Mr. Leon T. GarrSaturday, January 19, 2013, by Bobby Glanton Smith
When I moved to Los Angeles in 1992 the one unquestioned truth was Leon T. Garr is the “Godfather of Black Business” in the City of Angels. His business logo was ever present throughout South Los Angeles: Garr Construction, Garr Childcare, Garr Senior Homes Garr Elementary School – his footprint were indelible and far-reaching. What’s most remarkable, he was 78 years old at that time!
When I finally met him in person he walked nimbly into a run crowded with business men and women and immediately commanded everyone’s attention without ever saying a word. His accumulation of wealth and ongoing presence in the community spoke so loudly that he didn’t have to say anything in order to be the center of attention. His legendary status was well-deserved; from his arrival in Los Angeles in 1944 until this very day Mr. Leon T. Garr has been a builder, a leader, a visionary and absolutely the most prolific black businessman in Los Angeles of the 20th Century. More important, he shared his wealth and his business expertise with multiple generations of aspiring men and women.

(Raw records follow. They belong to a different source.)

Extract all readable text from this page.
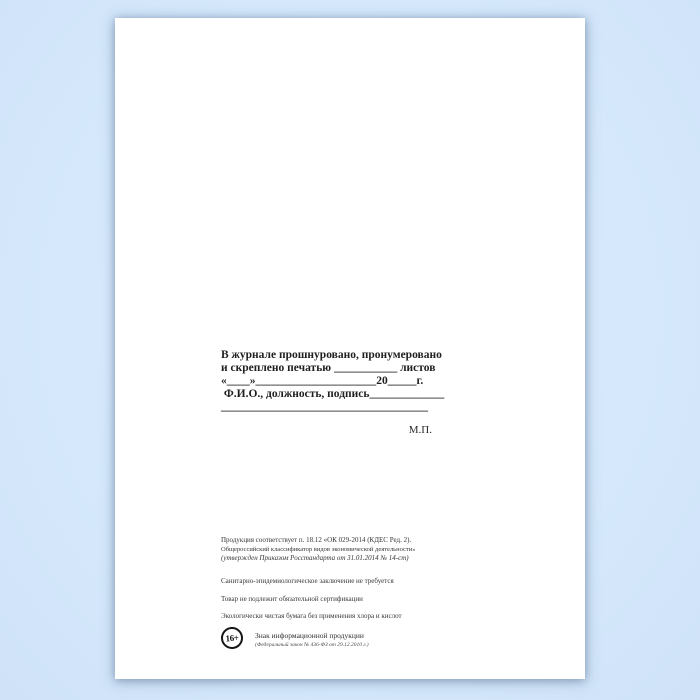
В журнале прошнуровано, пронумеровано
и скреплено печатью ___________ листов
«____»_____________________20_____г.
Ф.И.О., должность, подпись_____________
____________________________________
М.П.
Продукция соответствует п. 18.12 «ОК 029-2014 (КДЕС Ред. 2).
Общероссийский классификатор видов экономической деятельности»
(утвержден Приказом Росстандарта от 31.01.2014 № 14-ст)
Санитарно-эпидемиологическое заключение не требуется
Товар не подлежит обязательной сертификации
Экологически чистая бумага без применения хлора и кислот
16+	Знак информационной продукции
(Федеральный закон № 436-ФЗ от 29.12.2010 г.)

Over the years Mr. Garr has allowed me into his circle of acolytes and encouraged me to practice the fundamentals of business and personal success that he’s honed over 75 years doing business in Louisiana, Texas and California. It is one thing to talk about making money, the world is filled with “how-to-gurus,” and it is another ballgame all together to practice what you preach. When I queried Mr. Garr about his secret to business success he simply replied: “If you want to make money you must make friends,”
I’m eternally thankful to Mr. Garr for opening his heart and mind and allowing me to spend countless hours at his footsteps and sharing with me his journey from a 450-acre farm that his father owned free and clear in Ruston, Louisiana to the four-bedroom/four-bath abode he presently resides in today in Baldwin Hills that he built on land that he paid for in full.
Two years ago Mr. Garr commissioned me to collaborate with him on his autobiography, “Let’s Go to Work! The Millionaire Chronicles of Leon T. Garr.” It was and still is one of the great experiences in my life. Mr. Garr is still blazing trails and leaving footprints. He employs nearly 100 people to operate a wide range of business enterprises that include Garr Body Shop, Garr Childcare, and the senior citizen complex. Highly acclaimed screenwriter and filmmaker Antwone Fisher will debut “This Life of Mine,” a film documentary about Mr. Garr’s remarkable life in March.
In this era of style over substance Mr. Garr is the real deal and a unquestioned example of what it is to be a real man for the ages. He will also be featured in Volume II of “Real Men Don’t Play!” and he is a focal point for the film documentary of the same name.
Did I mention that he bought a failing Savings & Loan (Founders Savings & Loan) at the age of 76 and converted it into Founders National Bank? It was the only commercial bank owned by a African American west of the Mississippi and he sold it to Magic Johnson, the late Jheryl Busby and Janet Jackson. The bank is now known as One United Bank.
If you want to read an inspiring and insightful story about a great American, get a copy of “Let’s Go to Work!”